Another slap in the face to the people of West Hollywood … and a big one,” writes Sheila Lightfoot. “No wonder [incumbents] Abbe Land, John Heilman and Lindsey Horvath run, duck and dodge when anyone wants to ask them a question.”

Plenty of other readers offered similar remarks. Then, thanks to one persistent and anonymous commenter identified only as Guest, the comment section turned into a robust debate of issues in the city election.

Guest's opening: “Once again, extraordinary bias by the L.A. Weekly. You are so eager to slam West Hollywood that you do not bother to get facts right. For example, the Mont Blanc pens were not 'office supplies,' as you bizarrely suggest. They were recognition gifts to long-term employees, which is the same thing private companies and other public agencies do.”

Sheila Lightfoot's reply: “Guest, you're a hoot! Your biggest complaint is that they listed the $370 Mont Blanc pens as office supplies … and you think it sounds better that they were gifts to people probably already getting a $100k+ salary out of taxpayer wallets? You're obviously an insider … one of the recipients of those expensive pens sooo richly deserved perhaps?”

Then Guest defends the high salaries for City Council deputies: “Because of its location and economy, West Hollywood is more complex than many other cities of 35,000 residents. Council members are part-time officials who are paid $825 per month. All of them have full-time outside jobs. The deputies — which are full-time jobs that involve many nights and weekends — are their eyes and ears within the city government, and the first line of contact with residents.”

To which Chris replies: “West Hollywood is a lot more complex than, what, Beverly Hills? You're high. West Hollywood is a contract city that delivers city services through county agencies, and without municipal utilities. In Pasadena, where the City Council oversees the Rose Bowl, a civic auditorium and conference center, a large water and power utility with a share in out-of-state power plants, and large police and fire departments, City Council deputies are part-time. You think our 1.9-square-mile contract city is more complex than that?

“Council members in every comparable city in the county also 'have full-time outside jobs in addition to being a council member,' and don't have full-time deputies.”

And so it went, right up to election day — when the Weekly went to press before the polls closed.

 

JR's Coot

Our coverage of street artist JR's Los Angeles project “The Wrinkles of the City” included an arresting image, with the artist walking past. The man on the wall behind him, B.P. Armstrong, wrote to us, on a typewriter (a mechanical device once used to transfer the energy of keystrokes into impressions on a page).

“I'm the coot in the photo/mural pictured on page 5 and 37 in 'Street Artist JR' (Feb. 25-March 3). Coincidental to the other subject featured, I also have a NYC art past — as an artworker in the early days of SoHo and as a habitue of Max's Kansas City.

“SoHo was an effort to move art from the stuffy Uptown venues into white [sic] open spaces. The intention was diluted when it created a commercial real estate boom South of Houston.
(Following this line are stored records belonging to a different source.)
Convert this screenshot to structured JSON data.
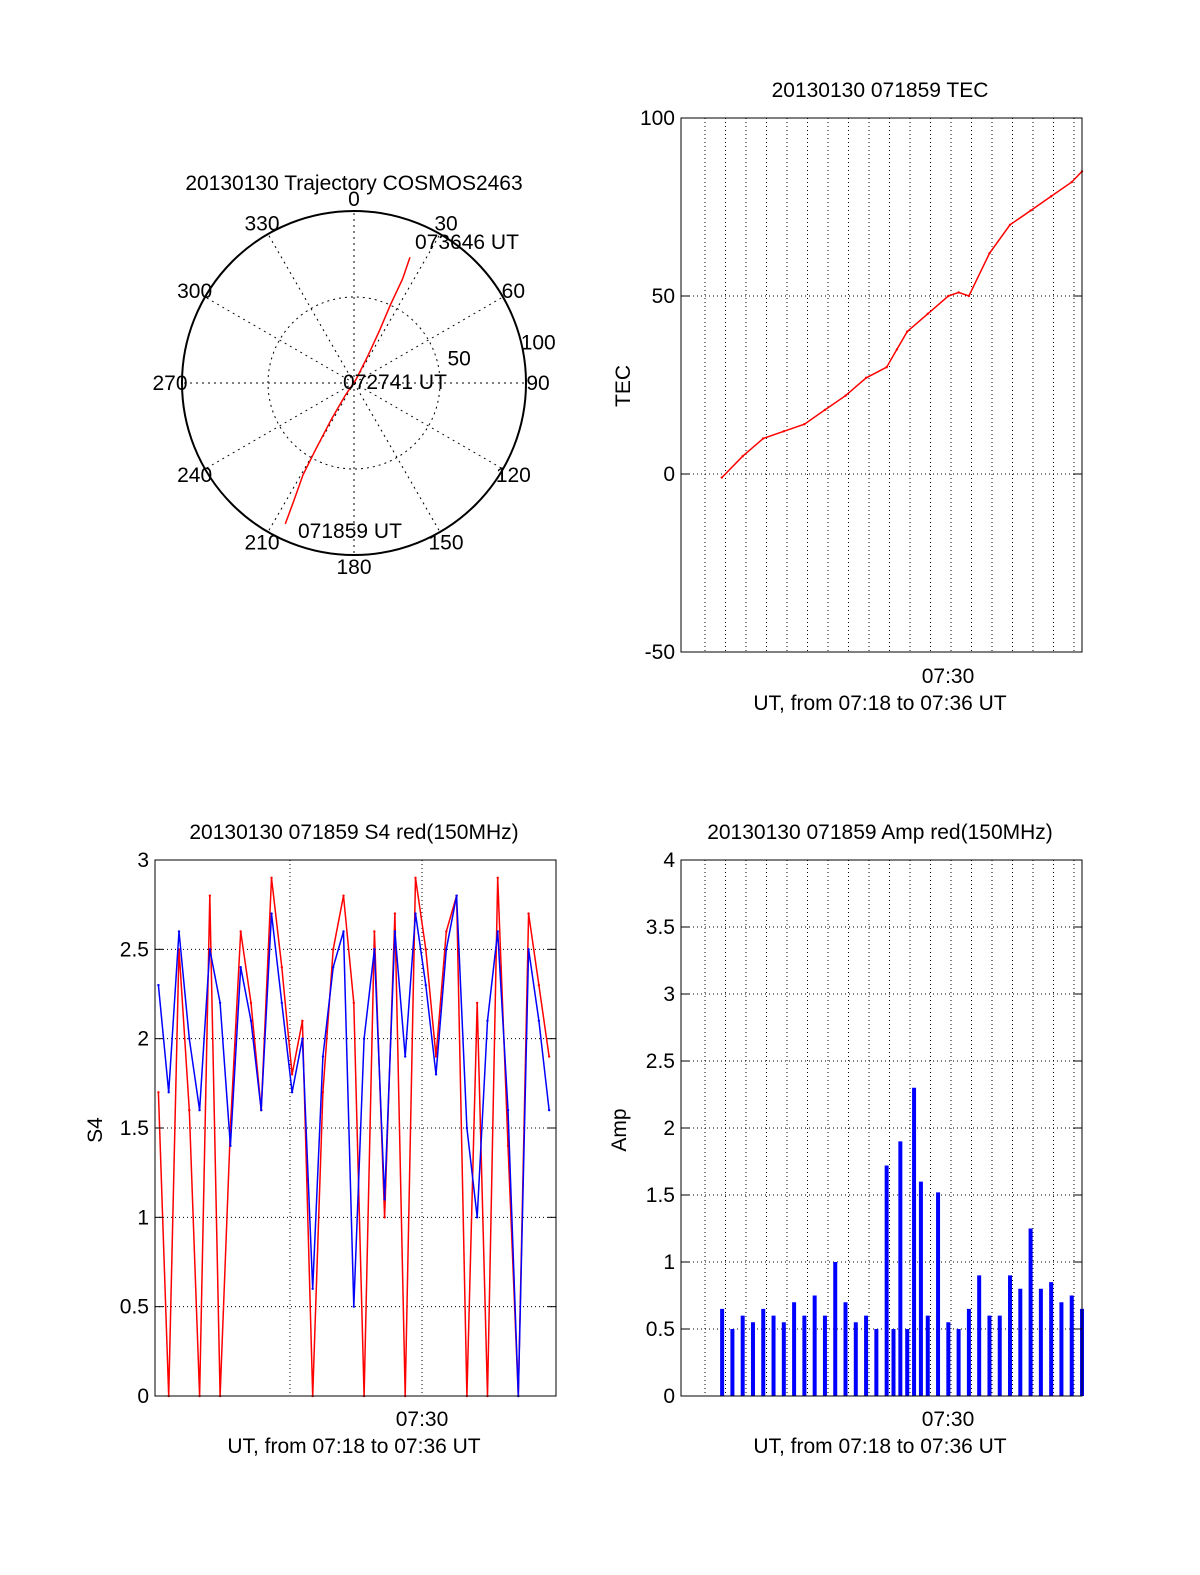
{
  "colors": {
    "primary": "#ff0000",
    "secondary": "#0000ff",
    "axis": "#000000",
    "grid": "#000000"
  },
  "chart_data": [
    {
      "type": "polar",
      "title": "20130130 Trajectory COSMOS2463",
      "azimuth_labels": [
        "0",
        "30",
        "60",
        "90",
        "120",
        "150",
        "180",
        "210",
        "240",
        "270",
        "300",
        "330"
      ],
      "radial_labels": [
        "50",
        "100"
      ],
      "trajectory": {
        "points": [
          {
            "az": 206,
            "el": 8
          },
          {
            "az": 207,
            "el": 20
          },
          {
            "az": 209,
            "el": 35
          },
          {
            "az": 210,
            "el": 50
          },
          {
            "az": 212,
            "el": 68
          },
          {
            "az": 215,
            "el": 82
          },
          {
            "az": 30,
            "el": 88
          },
          {
            "az": 27,
            "el": 74
          },
          {
            "az": 26,
            "el": 60
          },
          {
            "az": 25,
            "el": 45
          },
          {
            "az": 25,
            "el": 30
          },
          {
            "az": 24,
            "el": 18
          }
        ],
        "labels": [
          "071859 UT",
          "072741 UT",
          "073646 UT"
        ]
      }
    },
    {
      "type": "line",
      "title": "20130130 071859 TEC",
      "ylabel": "TEC",
      "xlabel": "UT, from 07:18 to 07:36 UT",
      "xlim": [
        "07:17:00",
        "07:36:30"
      ],
      "ylim": [
        -50,
        100
      ],
      "yticks": [
        "-50",
        "0",
        "50",
        "100"
      ],
      "xtick_label": "07:30",
      "grid": true,
      "series": [
        {
          "x": [
            "07:18:59",
            "07:20:00",
            "07:21:00",
            "07:22:00",
            "07:23:00",
            "07:24:00",
            "07:25:00",
            "07:26:00",
            "07:27:00",
            "07:27:30",
            "07:28:00",
            "07:29:00",
            "07:30:00",
            "07:30:30",
            "07:31:00",
            "07:32:00",
            "07:33:00",
            "07:34:00",
            "07:35:00",
            "07:36:00",
            "07:36:30"
          ],
          "y": [
            -1,
            5,
            10,
            12,
            14,
            18,
            22,
            27,
            30,
            35,
            40,
            45,
            50,
            51,
            50,
            62,
            70,
            74,
            78,
            82,
            85
          ]
        }
      ]
    },
    {
      "type": "line",
      "title": "20130130 071859 S4 red(150MHz)",
      "ylabel": "S4",
      "xlabel": "UT, from 07:18 to 07:36 UT",
      "xlim": [
        "07:18:00",
        "07:37:30"
      ],
      "ylim": [
        0,
        3
      ],
      "yticks": [
        "0",
        "0.5",
        "1",
        "1.5",
        "2",
        "2.5",
        "3"
      ],
      "xtick_label": "07:30",
      "grid": true,
      "series": [
        {
          "x": [
            "07:18:10",
            "07:18:40",
            "07:19:10",
            "07:19:40",
            "07:20:10",
            "07:20:40",
            "07:21:10",
            "07:21:40",
            "07:22:10",
            "07:22:40",
            "07:23:10",
            "07:23:40",
            "07:24:10",
            "07:24:40",
            "07:25:10",
            "07:25:40",
            "07:26:10",
            "07:26:40",
            "07:27:10",
            "07:27:40",
            "07:28:10",
            "07:28:40",
            "07:29:10",
            "07:29:40",
            "07:30:10",
            "07:30:40",
            "07:31:10",
            "07:31:40",
            "07:32:10",
            "07:32:40",
            "07:33:10",
            "07:33:40",
            "07:34:10",
            "07:34:40",
            "07:35:10",
            "07:35:40",
            "07:36:10",
            "07:36:40",
            "07:37:10"
          ],
          "y": [
            1.7,
            0,
            2.5,
            1.6,
            0,
            2.8,
            0,
            1.5,
            2.6,
            2.2,
            1.6,
            2.9,
            2.4,
            1.8,
            2.1,
            0,
            1.7,
            2.5,
            2.8,
            2.2,
            0,
            2.6,
            1.0,
            2.7,
            0,
            2.9,
            2.5,
            1.9,
            2.6,
            2.8,
            0,
            2.2,
            0,
            2.9,
            1.4,
            0,
            2.7,
            2.3,
            1.9
          ]
        },
        {
          "x": [
            "07:18:10",
            "07:18:40",
            "07:19:10",
            "07:19:40",
            "07:20:10",
            "07:20:40",
            "07:21:10",
            "07:21:40",
            "07:22:10",
            "07:22:40",
            "07:23:10",
            "07:23:40",
            "07:24:10",
            "07:24:40",
            "07:25:10",
            "07:25:40",
            "07:26:10",
            "07:26:40",
            "07:27:10",
            "07:27:40",
            "07:28:10",
            "07:28:40",
            "07:29:10",
            "07:29:40",
            "07:30:10",
            "07:30:40",
            "07:31:10",
            "07:31:40",
            "07:32:10",
            "07:32:40",
            "07:33:10",
            "07:33:40",
            "07:34:10",
            "07:34:40",
            "07:35:10",
            "07:35:40",
            "07:36:10",
            "07:36:40",
            "07:37:10"
          ],
          "y": [
            2.3,
            1.7,
            2.6,
            2.0,
            1.6,
            2.5,
            2.2,
            1.4,
            2.4,
            2.1,
            1.6,
            2.7,
            2.2,
            1.7,
            2.0,
            0.6,
            1.9,
            2.4,
            2.6,
            0.5,
            2.0,
            2.5,
            1.1,
            2.6,
            1.9,
            2.7,
            2.3,
            1.8,
            2.5,
            2.8,
            1.5,
            1.0,
            2.1,
            2.6,
            1.6,
            0,
            2.5,
            2.1,
            1.6
          ]
        }
      ]
    },
    {
      "type": "bar",
      "title": "20130130 071859 Amp red(150MHz)",
      "ylabel": "Amp",
      "xlabel": "UT, from 07:18 to 07:36 UT",
      "xlim": [
        "07:17:00",
        "07:36:30"
      ],
      "ylim": [
        0,
        4
      ],
      "yticks": [
        "0",
        "0.5",
        "1",
        "1.5",
        "2",
        "2.5",
        "3",
        "3.5",
        "4"
      ],
      "xtick_label": "07:30",
      "grid": true,
      "series": [
        {
          "x": [
            "07:19:00",
            "07:19:30",
            "07:20:00",
            "07:20:30",
            "07:21:00",
            "07:21:30",
            "07:22:00",
            "07:22:30",
            "07:23:00",
            "07:23:30",
            "07:24:00",
            "07:24:30",
            "07:25:00",
            "07:25:30",
            "07:26:00",
            "07:26:30",
            "07:27:00",
            "07:27:20",
            "07:27:40",
            "07:28:00",
            "07:28:20",
            "07:28:40",
            "07:29:00",
            "07:29:30",
            "07:30:00",
            "07:30:30",
            "07:31:00",
            "07:31:30",
            "07:32:00",
            "07:32:30",
            "07:33:00",
            "07:33:30",
            "07:34:00",
            "07:34:30",
            "07:35:00",
            "07:35:30",
            "07:36:00",
            "07:36:30"
          ],
          "y": [
            0.65,
            0.5,
            0.6,
            0.55,
            0.65,
            0.6,
            0.55,
            0.7,
            0.6,
            0.75,
            0.6,
            1.0,
            0.7,
            0.55,
            0.6,
            0.5,
            1.72,
            0.5,
            1.9,
            0.5,
            2.3,
            1.6,
            0.6,
            1.52,
            0.55,
            0.5,
            0.65,
            0.9,
            0.6,
            0.6,
            0.9,
            0.8,
            1.25,
            0.8,
            0.85,
            0.7,
            0.75,
            0.65
          ]
        }
      ]
    }
  ]
}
“The hip in L.A. now look to Downtown for art with a message at pre-emerging prices. By taking the art outside and removing the price tag, JR's message is clear.

“Last thought. Advertising pressures today can ban old faces from popular media, but they're still here. Denying them, demolishing anything old, can only delay the inevitable: Life is not a private freeway but a footpath traveled by all to the same end.”